A IA também revolucionou o trabalho nos gabinetes com a pauta automatizada e o sumário de posicionamentos. Em segundos, o sistema agora gera resumos técnicos, uma atividade que antes levava até três dias. Há, ainda, a geração de extratos de deliberações, que facilita a criação de resumos dos resultados de cada processo, com foco nos encaminhamentos específicos atribuídos a cada parte envolvida.
“Essa solução proporciona um ganho significativo de tempo nos gabinetes dos conselheiros ao compilar os diversos posicionamentos envolvidos em cada processo. A ferramenta compara os entendimentos da área técnica do tribunal, do relator e do Ministério Público de Contas, destacando as concordâncias e eventuais divergências entre eles. Com isso, os conselheiros e suas equipes podem identificar rapidamente os pontos críticos e tomar decisões informadas de maneira mais eficiente”, detalha o secretário de TI de Soluções Corporativas e Apoio Operacional do TCE-ES, Igor Magri Vale.
O secretário-geral de Tecnologia da Informação do TCE-ES, Klayson Bonatto, destaca que o desenvolvimento das ferramentas e sistemas que utilizam inteligência artificial considerou as principais demandas dos setores do tribunal. “A IA é mais uma tecnologia da nossa caixa de ferramentas, entre as várias outras existentes. E nós fazemos um uso muito criterioso dela, temos muita preocupação com isso, inclusive porque ela tem um custo. Não usamos por modismo. Fazemos o trabalho de identificar, junto às áreas, a possibilidade e necessidade real da inteligência artificial, e colocamos na balança”, afirma.
Ele explica que além de todo o trabalho de inovação, o trabalho de aprimoramento não para.

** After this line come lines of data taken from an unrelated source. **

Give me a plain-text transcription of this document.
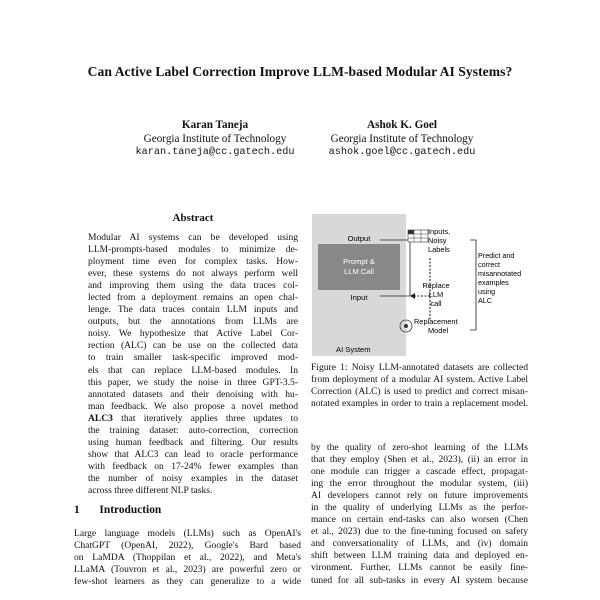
Can Active Label Correction Improve LLM-based Modular AI Systems?
Karan Taneja
Georgia Institute of Technology
karan.taneja@cc.gatech.edu
Ashok K. Goel
Georgia Institute of Technology
ashok.goel@cc.gatech.edu
Abstract
Modular AI systems can be developed using
LLM-prompts-based modules to minimize de-
ployment time even for complex tasks. How-
ever, these systems do not always perform well
and improving them using the data traces col-
lected from a deployment remains an open chal-
lenge. The data traces contain LLM inputs and
outputs, but the annotations from LLMs are
noisy. We hypothesize that Active Label Cor-
rection (ALC) can be use on the collected data
to train smaller task-specific improved mod-
els that can replace LLM-based modules. In
this paper, we study the noise in three GPT-3.5-
annotated datasets and their denoising with hu-
man feedback. We also propose a novel method
ALC3 that iteratively applies three updates to
the training dataset: auto-correction, correction
using human feedback and filtering. Our results
show that ALC3 can lead to oracle performance
with feedback on 17-24% fewer examples than
the number of noisy examples in the dataset
across three different NLP tasks.
1 Introduction
Large language models (LLMs) such as OpenAI's
ChatGPT (OpenAI, 2022), Google's Bard based
on LaMDA (Thoppilan et al., 2022), and Meta's
LLaMA (Touvron et al., 2023) are powerful zero or
few-shot learners as they can generalize to a wide
Prompt &
LLM Call
Output
Input
AI System
Inputs,
Noisy
Labels
Replace
LLM
call
Replacement
Model
Predict and
correct
misannotated
examples
using
ALC
Figure 1: Noisy LLM-annotated datasets are collected
from deployment of a modular AI system. Active Label
Correction (ALC) is used to predict and correct misan-
notated examples in order to train a replacement model.
by the quality of zero-shot learning of the LLMs
that they employ (Shen et al., 2023), (ii) an error in
one module can trigger a cascade effect, propagat-
ing the error throughout the modular system, (iii)
AI developers cannot rely on future improvements
in the quality of underlying LLMs as the perfor-
mance on certain end-tasks can also worsen (Chen
et al., 2023) due to the fine-tuning focused on safety
and conversationality of LLMs, and (iv) domain
shift between LLM training data and deployed en-
vironment. Further, LLMs cannot be easily fine-
tuned for all sub-tasks in every AI system because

“O processo eletrônico é um sistema que já está bastante maduro. Apesar disso, ele continua evoluindo, pois é construído colaborativamente, a partir das sugestões que recebemos dos colegas do Tribunal. E os fluxos do tribunal também evoluem, então o sistema sempre vai estar recebendo melhorias. Além disso, a gente está sempre tentando aprimorar os módulos, para otimizar a produtividade dos usuários. Atualmente a equipe está reconstruindo a mesa de trabalho, que é a principal tela do sistema. Além de deixá-la mais moderna e fácil de usar, queremos que ela dê destaque às ações que precisam ser realizadas, quais são as pendências, dando um direcionamento às tarefas do dia a dia.”

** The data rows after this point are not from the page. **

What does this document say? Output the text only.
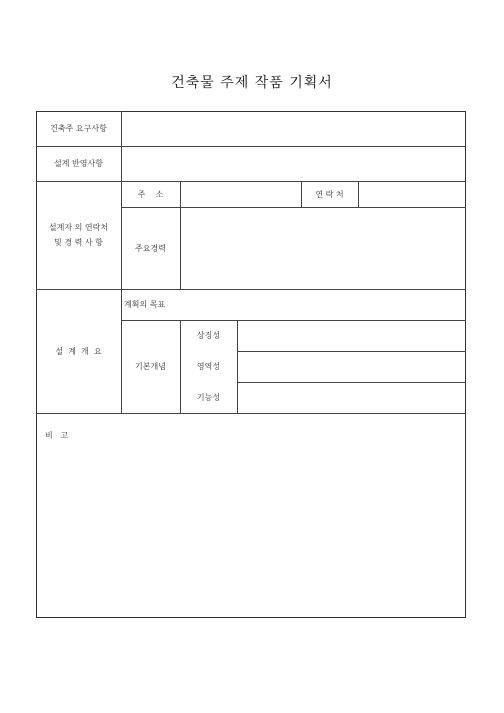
건축물 주제 작품 기획서
건축주 요구사항
설계 반영사항
설계자 의 연락처
및 경 력 사 항
주    소	연 락 처
주요경력
설  계  개  요
계획의 목표
기본개념
상징성
영역성
기능성
비   고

“As pessoas não se dão conta disso, mas o processo eletrônico tem uma infraestrutura de hardware e software bastante complexa por trás, pois são dezenas de computadores e serviços mantidos pelo NInfra que precisam estar em perfeita execução para que tudo funcione corretamente. Além disso, contamos com os colegas do Nati para fazer o atendimento e suporte aos diversos perfis de usuários do sistema: servidores, jurisdicionados e cidadãos. Sem essas duas equipes, Ninfra e Nati, seria impossível manter o sistema em funcionamento”, pontua Klayson.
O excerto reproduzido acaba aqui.